The bad ROMs are Image Memory ROMs, which are accessible by the DMA chip on the CPU board. The image memory data bus is 32-bits wide, with ROMs U25-U40 occupying bits 24-31:


The image memory data bus travels from buffers on the ROM board straight into the DMA chip on the CPU board:

At this point we might assume that one or more bits of the image data bus, specifically 24-31, are bad. A faulty DMA chip was ruled out by swapping in a known-good chip, producing the same result. All bits of the image data bus tested for continuity and none appeared to be shorted to other signals.
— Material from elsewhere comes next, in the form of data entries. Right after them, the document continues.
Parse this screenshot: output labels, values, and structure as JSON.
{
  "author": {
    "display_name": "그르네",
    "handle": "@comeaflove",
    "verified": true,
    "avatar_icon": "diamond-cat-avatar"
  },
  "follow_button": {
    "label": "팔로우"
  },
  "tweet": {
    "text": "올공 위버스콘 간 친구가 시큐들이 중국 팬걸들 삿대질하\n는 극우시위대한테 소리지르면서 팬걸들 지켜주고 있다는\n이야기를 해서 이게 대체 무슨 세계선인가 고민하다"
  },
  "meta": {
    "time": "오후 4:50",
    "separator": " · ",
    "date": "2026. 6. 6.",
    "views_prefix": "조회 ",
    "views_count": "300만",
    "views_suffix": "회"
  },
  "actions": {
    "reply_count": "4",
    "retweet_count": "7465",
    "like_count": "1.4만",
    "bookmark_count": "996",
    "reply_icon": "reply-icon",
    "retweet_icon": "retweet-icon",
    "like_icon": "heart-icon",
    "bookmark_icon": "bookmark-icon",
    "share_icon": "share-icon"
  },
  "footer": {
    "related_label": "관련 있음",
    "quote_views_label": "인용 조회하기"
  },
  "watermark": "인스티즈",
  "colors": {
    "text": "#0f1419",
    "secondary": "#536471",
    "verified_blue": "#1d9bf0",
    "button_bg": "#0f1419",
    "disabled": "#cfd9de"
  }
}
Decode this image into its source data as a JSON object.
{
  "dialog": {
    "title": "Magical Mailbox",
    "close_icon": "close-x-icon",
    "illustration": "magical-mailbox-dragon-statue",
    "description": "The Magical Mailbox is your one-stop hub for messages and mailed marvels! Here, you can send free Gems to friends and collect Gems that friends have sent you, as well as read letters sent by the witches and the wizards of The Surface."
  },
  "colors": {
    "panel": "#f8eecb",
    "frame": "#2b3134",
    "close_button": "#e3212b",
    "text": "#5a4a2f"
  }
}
The DMA chip PGA socket was cleaned for good measure, to no effect. Perhaps I was looking in the wrong place?
To test the image memory ROMs, the game uses the DMA chip to copy the ROM data into video RAM, 32-bits at a time. The data is then read from video RAM and checksummed. All video RAM was reported as OK, so that wasn’t the problem. It dawned on me that perhaps there was a problem with the bus between the DMA chip and the video memory. I needed to check the two video RAMs connected to bits 24-31 of the Video Data Bus:

Sure enough, VD29 had become disconnected from the DMA chip. I couldn’t see any visible damage to the PCB so I’m not sure where the break occurred. As the pins of the DMA chip aren’t shown in the schematic (PGA numbering is generally non-standard), I used my working CPU board to determine which pin of the socket corresponded to VD29:
I ran a wire from that pin to the closest VD29 signal I could find: pin 16 of U15. To great relief, this fixed the problem:
Fix
Fix trace leading from DMA chip Video Data Bus bit 29 to U15.